Dorando: Didn’t I
From 7″ (Music City, 197?)

Ira Sullivan: The Kingdom Within You
From Strings Attached (PAUSA, 1984)

Both availalbe on Gilles Peterson’s Digs America: Brownswood U.S.A.

Seriously, I don’t get paid a promotional fee for plugging Ubiquity’s albums but lately, they’ve just been rolling out all kinds of goodies and I can’t help but want to ride for ’em. The latest is Gilles Peterson’s Digs America: Brownswood U.S.A. comp…normally, I would have glanced at this anyways since Gilles has pretty damn good taste in music but he really outdoes himself with the selections on here. I can’t even think of the last compilation that was this consistent in both quality and diversity. To put it another way, it’s the kind of compilation I’d want to do. (Sadly, Gilles was actually at the Groove Merchant a few weeks back when I was there but I had no idea it was him until after he left the store. Perhaps the British accent and good taste in obscure jazz vocal albums should have given that away).
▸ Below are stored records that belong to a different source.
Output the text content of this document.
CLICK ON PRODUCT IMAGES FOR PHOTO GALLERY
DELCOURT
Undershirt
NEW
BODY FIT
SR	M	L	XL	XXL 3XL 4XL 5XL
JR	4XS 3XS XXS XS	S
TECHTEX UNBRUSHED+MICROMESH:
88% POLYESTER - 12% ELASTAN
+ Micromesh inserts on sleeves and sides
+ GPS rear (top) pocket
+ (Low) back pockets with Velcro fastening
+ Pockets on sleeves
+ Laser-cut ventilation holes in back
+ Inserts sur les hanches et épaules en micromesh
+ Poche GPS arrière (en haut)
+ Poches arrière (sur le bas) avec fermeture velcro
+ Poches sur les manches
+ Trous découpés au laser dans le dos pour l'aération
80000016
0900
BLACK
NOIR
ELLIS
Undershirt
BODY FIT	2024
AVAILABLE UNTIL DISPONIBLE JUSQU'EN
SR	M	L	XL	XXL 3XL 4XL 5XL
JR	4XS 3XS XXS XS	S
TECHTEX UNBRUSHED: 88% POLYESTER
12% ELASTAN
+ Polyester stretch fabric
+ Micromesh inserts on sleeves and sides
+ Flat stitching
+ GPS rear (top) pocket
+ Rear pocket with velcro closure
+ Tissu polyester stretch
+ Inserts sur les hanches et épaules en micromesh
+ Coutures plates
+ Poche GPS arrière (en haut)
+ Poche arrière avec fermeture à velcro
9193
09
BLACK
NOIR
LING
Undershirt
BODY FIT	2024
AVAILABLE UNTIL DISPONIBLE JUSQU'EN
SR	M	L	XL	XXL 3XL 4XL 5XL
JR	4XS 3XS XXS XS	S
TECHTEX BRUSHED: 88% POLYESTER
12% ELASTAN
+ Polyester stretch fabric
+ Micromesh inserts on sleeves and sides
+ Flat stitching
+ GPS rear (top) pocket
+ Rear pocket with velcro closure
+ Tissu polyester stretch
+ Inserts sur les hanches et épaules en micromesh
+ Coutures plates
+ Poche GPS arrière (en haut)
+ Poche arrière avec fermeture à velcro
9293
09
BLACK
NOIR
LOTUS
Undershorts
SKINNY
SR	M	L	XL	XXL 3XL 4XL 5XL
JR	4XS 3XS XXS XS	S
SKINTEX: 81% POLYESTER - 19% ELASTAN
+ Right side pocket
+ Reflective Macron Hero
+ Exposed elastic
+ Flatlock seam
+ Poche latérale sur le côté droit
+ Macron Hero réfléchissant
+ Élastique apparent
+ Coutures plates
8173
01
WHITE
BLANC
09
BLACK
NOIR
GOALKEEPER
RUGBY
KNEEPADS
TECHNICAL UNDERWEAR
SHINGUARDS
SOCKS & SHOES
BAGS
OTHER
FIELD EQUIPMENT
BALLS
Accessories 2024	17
Frankly, I could have milked this thing for a dozen posts but I’ll just content myself to plucking two songs off. First is an amazing soul ballad from a local Bay Area artist, Dorando. “Didn’t I” has been a favorite among sweet soul collectors for a minute but he’s far from a household name. As it is, my friend Justin Torres is helping to cut a comp for (guess who?) Ubiquity that will re-release Dorando’s material, including some never-heard-before tunes. “Didn’t I,” from what I’ve heard, is about as good as it ever gets though and really, it’s hard to imagine something that could top this. This is a song you need in your life. For real.

I switched up gears and went with Ira Sullivan’s strange, sublime “The Kingdom Within You” for the other selection. As my Ben Sidran post from a few weeks indicated, I’ve really been feeling songs with good string accompaniments and this Sullivan track has the added bonus of vocals that take the song to that proverbial next level. The singing isn’t the most on-key perfection you’ve ever heard but all the elements work on this track, especially on the chorus.